A hot air balloon is filled with 15 moles helium gas and 5 moles nitrogen gas. What is the volume of the balloon at 1.01 atm and 300 K?
PV = nRT
You have 20 mols gas. Plug and chug.
To find the volume of the balloon, we can use the ideal gas law equation:
PV = nRT,
where P is the pressure, V is the volume, n is the number of moles of gas, R is the ideal gas constant, and T is the temperature in Kelvin.
Given:
- Pressure (P) = 1.01 atm
- Temperature (T) = 300 K
- Number of moles of helium gas (n) = 15 moles
- Number of moles of nitrogen gas (n) = 5 moles
First, we need to calculate the total number of moles of gas in the balloon:
Total moles of gas (ntotal) = number of moles of helium gas + number of moles of nitrogen gas
ntotal = 15 moles + 5 moles = 20 moles
Next, we need to calculate the volume (V) using the ideal gas law equation:
V = (n * R * T) / P
The ideal gas constant (R) is a known constant, which is 0.0821 L*atm/(mol*K).

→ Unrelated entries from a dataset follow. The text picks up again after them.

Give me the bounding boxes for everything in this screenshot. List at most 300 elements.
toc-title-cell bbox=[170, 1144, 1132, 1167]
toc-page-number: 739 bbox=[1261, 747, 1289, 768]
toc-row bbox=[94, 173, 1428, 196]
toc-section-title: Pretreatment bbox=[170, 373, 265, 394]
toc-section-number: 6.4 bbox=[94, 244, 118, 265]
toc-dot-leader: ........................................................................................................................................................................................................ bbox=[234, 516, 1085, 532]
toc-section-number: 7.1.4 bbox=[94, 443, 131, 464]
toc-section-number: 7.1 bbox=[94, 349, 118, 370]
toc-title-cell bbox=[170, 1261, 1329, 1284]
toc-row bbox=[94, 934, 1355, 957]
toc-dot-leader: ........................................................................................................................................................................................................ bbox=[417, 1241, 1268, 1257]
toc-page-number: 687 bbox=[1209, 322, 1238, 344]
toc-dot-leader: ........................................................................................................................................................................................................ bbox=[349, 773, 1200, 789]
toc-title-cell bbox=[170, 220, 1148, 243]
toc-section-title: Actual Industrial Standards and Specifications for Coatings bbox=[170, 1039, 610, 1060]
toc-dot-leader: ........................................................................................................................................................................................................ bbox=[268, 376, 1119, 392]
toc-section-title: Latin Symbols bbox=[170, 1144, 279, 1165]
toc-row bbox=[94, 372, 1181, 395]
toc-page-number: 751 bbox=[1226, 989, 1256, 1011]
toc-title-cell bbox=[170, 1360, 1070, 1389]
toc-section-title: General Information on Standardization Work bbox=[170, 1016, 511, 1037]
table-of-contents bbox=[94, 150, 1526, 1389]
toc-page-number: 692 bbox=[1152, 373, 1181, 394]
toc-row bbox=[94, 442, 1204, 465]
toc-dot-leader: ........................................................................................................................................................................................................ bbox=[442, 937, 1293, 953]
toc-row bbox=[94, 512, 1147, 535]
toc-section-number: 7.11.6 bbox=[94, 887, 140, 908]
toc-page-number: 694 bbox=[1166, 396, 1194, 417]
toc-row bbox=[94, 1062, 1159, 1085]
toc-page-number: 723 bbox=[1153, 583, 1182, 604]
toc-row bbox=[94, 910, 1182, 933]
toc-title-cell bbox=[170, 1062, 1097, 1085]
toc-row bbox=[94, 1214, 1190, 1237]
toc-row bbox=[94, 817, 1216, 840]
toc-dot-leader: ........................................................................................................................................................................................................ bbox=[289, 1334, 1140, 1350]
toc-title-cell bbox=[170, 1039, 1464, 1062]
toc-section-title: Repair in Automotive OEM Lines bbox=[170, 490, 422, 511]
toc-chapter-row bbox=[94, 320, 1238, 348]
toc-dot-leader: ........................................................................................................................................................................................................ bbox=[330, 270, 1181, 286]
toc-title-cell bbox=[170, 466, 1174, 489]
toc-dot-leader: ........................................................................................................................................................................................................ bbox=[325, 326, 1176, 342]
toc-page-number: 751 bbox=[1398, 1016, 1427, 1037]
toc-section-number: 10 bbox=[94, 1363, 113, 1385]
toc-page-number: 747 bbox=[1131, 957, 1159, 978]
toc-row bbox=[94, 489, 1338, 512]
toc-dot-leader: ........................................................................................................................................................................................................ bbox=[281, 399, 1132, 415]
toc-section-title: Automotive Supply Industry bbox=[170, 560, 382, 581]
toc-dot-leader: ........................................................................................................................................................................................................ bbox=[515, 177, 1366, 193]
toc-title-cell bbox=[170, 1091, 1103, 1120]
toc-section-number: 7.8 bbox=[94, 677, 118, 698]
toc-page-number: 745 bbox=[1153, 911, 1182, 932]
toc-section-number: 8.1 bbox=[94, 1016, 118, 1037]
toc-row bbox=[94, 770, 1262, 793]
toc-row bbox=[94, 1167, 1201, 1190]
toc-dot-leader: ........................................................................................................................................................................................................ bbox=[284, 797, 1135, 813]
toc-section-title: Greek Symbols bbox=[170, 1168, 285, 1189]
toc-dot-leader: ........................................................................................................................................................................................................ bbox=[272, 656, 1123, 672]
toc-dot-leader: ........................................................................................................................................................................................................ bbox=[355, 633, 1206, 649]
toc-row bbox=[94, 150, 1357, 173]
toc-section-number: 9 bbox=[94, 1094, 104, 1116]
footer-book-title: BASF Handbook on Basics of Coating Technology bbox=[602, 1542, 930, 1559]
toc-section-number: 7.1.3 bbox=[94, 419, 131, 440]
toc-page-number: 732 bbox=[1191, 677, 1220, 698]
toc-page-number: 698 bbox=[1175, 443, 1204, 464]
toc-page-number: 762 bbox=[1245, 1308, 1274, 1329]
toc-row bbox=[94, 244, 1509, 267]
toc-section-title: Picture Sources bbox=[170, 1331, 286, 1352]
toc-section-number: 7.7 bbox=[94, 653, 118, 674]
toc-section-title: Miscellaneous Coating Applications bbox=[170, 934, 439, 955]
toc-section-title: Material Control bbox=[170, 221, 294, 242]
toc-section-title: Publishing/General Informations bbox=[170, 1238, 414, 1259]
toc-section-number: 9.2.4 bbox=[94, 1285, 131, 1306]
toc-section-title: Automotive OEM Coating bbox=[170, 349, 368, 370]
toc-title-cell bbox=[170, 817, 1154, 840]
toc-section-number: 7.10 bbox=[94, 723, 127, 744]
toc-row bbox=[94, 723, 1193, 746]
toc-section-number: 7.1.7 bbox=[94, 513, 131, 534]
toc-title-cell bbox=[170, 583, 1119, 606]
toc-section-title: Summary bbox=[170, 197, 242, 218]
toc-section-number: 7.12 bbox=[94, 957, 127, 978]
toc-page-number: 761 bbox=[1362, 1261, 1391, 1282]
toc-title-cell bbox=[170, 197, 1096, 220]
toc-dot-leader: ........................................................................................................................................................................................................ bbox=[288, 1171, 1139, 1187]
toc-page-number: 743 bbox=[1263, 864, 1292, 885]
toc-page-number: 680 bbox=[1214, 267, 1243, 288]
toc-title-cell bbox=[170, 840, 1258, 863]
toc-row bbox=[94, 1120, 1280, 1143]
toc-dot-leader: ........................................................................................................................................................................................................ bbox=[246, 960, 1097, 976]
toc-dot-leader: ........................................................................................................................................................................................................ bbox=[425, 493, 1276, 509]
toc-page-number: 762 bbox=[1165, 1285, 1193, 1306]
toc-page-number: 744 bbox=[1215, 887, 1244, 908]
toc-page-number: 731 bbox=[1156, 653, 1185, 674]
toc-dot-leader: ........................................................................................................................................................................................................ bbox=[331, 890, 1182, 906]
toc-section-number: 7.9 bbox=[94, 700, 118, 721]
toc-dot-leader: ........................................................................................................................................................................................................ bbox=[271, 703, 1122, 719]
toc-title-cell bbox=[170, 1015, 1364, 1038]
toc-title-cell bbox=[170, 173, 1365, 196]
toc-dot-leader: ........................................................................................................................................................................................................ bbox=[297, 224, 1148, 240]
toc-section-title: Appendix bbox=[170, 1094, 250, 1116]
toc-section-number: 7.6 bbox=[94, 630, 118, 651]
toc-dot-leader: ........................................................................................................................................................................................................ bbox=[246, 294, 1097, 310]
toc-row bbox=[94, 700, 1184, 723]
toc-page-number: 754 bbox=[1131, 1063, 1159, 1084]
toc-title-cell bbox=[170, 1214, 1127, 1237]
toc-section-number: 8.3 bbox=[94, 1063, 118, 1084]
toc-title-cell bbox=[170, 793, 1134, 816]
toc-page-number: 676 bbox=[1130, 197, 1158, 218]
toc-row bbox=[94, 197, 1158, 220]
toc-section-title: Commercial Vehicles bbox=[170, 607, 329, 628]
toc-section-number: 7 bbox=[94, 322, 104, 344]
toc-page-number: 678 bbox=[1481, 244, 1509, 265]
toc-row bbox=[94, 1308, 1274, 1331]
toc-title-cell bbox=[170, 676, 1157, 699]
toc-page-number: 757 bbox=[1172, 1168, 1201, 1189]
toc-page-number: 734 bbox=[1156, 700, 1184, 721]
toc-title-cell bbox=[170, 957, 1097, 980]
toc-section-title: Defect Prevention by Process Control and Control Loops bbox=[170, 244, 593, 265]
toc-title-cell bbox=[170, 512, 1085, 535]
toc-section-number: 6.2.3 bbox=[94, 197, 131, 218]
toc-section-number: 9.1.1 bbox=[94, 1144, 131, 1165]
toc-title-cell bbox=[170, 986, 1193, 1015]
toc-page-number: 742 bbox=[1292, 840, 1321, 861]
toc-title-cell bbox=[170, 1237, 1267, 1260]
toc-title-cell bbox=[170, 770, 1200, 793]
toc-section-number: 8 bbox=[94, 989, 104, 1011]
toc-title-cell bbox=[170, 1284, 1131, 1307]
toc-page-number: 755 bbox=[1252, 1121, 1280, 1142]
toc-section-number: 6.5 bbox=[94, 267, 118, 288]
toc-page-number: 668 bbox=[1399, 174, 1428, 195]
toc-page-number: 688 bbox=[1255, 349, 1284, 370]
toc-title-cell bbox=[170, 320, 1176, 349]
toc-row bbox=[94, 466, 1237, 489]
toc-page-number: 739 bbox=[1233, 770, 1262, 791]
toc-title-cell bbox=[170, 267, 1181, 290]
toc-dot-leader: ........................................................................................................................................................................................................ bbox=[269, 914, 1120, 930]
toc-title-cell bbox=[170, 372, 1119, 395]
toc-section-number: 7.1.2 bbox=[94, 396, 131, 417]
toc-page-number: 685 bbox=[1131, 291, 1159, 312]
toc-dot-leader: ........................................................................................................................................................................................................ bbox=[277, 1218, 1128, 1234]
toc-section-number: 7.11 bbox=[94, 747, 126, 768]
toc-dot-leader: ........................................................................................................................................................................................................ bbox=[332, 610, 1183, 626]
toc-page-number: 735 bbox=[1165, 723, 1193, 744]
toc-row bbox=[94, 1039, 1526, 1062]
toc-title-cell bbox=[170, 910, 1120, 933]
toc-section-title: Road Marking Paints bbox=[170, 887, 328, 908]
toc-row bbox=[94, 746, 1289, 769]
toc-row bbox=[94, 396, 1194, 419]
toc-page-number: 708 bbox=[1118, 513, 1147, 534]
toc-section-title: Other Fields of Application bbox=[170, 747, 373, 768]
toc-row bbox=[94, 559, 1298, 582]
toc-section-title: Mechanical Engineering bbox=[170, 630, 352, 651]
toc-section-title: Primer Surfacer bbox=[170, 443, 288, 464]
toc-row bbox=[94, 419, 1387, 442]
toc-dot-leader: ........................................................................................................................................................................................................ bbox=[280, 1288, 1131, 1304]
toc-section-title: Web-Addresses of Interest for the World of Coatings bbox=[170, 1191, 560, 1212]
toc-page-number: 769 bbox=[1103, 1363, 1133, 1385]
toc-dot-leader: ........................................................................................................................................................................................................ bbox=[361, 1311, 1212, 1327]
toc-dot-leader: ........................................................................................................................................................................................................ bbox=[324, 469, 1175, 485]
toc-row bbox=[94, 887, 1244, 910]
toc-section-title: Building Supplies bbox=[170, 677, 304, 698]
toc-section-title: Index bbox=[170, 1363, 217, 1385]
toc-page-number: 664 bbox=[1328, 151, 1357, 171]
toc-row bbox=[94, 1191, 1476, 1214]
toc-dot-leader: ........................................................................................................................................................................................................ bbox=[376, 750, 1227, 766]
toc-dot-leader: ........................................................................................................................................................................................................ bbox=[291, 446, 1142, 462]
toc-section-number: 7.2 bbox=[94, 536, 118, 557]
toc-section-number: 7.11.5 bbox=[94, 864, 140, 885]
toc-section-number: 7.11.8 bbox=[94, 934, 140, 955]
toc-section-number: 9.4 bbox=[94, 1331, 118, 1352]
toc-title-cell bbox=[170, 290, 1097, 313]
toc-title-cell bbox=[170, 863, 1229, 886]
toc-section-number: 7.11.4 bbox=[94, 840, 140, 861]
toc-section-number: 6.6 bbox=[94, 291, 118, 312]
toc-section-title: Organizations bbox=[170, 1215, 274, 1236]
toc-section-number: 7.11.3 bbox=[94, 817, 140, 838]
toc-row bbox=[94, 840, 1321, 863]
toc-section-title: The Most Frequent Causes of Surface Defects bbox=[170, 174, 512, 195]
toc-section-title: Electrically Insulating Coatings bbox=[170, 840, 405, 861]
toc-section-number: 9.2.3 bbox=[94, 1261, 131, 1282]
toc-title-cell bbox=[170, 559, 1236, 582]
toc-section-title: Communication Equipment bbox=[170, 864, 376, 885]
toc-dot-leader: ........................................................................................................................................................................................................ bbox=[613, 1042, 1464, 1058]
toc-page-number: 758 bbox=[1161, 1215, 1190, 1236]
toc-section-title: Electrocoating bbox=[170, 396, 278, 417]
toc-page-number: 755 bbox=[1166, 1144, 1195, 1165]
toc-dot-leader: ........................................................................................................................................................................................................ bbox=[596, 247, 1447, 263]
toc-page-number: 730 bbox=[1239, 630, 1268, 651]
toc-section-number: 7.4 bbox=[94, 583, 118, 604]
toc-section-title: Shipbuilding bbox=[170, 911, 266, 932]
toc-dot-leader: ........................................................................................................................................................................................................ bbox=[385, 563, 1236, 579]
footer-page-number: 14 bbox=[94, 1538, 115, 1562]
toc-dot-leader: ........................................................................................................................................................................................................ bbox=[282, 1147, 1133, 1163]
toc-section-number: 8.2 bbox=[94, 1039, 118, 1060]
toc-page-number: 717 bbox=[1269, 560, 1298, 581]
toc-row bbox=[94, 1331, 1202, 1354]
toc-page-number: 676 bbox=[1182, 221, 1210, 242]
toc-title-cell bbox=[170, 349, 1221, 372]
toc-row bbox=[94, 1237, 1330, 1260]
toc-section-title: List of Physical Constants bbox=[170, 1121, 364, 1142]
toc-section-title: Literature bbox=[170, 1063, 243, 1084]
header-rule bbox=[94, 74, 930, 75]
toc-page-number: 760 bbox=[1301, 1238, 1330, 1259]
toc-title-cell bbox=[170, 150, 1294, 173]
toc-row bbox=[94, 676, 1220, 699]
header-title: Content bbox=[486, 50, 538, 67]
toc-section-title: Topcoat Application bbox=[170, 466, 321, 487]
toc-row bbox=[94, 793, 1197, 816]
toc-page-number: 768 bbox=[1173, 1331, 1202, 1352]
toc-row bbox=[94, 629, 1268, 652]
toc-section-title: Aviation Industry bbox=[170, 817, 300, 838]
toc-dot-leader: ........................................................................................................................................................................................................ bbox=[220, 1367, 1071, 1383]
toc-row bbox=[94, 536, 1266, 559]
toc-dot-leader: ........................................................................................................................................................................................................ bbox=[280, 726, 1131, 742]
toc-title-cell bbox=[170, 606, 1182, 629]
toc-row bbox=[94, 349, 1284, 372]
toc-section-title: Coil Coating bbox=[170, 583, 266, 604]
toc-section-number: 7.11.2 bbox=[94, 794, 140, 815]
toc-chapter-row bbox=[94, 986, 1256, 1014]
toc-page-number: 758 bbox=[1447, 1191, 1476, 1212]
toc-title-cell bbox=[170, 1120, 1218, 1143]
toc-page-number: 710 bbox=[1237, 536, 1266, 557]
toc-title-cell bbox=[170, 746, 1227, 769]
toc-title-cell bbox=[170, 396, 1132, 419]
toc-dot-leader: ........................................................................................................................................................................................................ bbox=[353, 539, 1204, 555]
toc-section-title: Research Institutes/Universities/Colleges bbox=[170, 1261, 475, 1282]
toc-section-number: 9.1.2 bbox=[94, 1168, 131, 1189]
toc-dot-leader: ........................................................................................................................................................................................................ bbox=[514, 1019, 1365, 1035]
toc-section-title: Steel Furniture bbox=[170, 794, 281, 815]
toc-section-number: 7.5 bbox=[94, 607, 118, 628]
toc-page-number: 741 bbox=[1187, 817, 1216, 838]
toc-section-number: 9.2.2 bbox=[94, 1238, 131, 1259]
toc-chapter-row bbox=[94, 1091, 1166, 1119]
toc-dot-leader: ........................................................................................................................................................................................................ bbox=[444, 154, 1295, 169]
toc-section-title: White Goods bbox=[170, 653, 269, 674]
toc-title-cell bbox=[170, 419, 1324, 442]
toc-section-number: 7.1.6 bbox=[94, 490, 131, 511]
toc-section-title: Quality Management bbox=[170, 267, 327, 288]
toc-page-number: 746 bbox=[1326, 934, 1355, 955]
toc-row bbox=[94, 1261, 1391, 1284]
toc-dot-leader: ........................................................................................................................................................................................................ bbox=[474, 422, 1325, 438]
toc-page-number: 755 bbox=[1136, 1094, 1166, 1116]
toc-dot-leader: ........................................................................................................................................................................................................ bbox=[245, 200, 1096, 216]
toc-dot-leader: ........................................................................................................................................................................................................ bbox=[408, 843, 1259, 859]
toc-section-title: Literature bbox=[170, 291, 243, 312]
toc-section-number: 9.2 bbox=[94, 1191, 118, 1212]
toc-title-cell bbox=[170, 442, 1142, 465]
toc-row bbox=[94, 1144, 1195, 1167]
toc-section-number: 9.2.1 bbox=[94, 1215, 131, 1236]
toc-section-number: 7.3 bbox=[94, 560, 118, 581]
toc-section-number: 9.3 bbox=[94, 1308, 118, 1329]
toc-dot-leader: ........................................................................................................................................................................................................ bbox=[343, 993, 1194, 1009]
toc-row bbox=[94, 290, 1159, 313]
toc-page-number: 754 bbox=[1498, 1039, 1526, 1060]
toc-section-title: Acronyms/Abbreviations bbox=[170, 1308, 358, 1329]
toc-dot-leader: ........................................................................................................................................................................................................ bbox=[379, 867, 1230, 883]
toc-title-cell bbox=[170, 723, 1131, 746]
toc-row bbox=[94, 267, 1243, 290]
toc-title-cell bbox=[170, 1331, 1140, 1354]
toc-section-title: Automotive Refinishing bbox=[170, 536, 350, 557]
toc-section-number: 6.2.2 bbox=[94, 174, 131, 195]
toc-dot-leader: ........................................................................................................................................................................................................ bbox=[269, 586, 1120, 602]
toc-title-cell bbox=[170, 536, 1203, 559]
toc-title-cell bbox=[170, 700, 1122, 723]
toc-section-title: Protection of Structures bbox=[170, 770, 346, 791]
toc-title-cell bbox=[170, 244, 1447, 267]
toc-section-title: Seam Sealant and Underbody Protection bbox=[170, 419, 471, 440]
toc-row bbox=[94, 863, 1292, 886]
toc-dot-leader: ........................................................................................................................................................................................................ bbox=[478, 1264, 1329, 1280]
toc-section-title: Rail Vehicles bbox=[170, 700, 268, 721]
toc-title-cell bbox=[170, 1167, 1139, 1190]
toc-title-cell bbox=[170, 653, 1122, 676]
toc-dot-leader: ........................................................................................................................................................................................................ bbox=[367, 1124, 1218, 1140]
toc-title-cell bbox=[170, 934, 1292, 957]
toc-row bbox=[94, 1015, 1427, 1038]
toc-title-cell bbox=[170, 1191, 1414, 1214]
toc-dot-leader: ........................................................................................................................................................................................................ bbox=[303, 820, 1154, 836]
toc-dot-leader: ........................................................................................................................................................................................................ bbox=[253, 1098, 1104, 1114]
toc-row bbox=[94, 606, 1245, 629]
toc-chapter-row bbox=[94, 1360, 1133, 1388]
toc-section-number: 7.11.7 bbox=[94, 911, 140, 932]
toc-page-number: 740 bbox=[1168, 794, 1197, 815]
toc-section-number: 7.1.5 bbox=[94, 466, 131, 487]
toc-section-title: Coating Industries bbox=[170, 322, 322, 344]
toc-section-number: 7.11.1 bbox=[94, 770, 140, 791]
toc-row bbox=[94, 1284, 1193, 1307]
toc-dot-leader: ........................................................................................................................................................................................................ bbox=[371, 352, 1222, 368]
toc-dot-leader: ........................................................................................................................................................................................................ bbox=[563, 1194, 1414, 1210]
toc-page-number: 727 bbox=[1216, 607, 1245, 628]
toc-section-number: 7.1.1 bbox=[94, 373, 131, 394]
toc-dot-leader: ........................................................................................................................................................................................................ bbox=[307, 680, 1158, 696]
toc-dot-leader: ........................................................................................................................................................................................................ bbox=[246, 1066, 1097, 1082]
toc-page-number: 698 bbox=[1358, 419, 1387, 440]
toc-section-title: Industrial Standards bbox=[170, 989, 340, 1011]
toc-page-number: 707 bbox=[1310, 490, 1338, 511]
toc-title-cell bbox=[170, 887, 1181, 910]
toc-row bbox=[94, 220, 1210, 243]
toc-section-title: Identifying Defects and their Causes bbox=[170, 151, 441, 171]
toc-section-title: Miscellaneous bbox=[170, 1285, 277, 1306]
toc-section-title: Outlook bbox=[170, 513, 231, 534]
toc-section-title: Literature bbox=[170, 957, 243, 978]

Substituting the given values into the equation, we have:
V = (20 moles * 0.0821 L*atm/(mol*K) * 300 K) / 1.01 atm
Now, we can calculate the value of V:
V = (20 * 0.0821 * 300) / 1.01
V = 4926 / 1.01
V ≈ 4873.27 L
Therefore, the volume of the balloon at 1.01 atm and 300 K is approximately 4873.27 liters.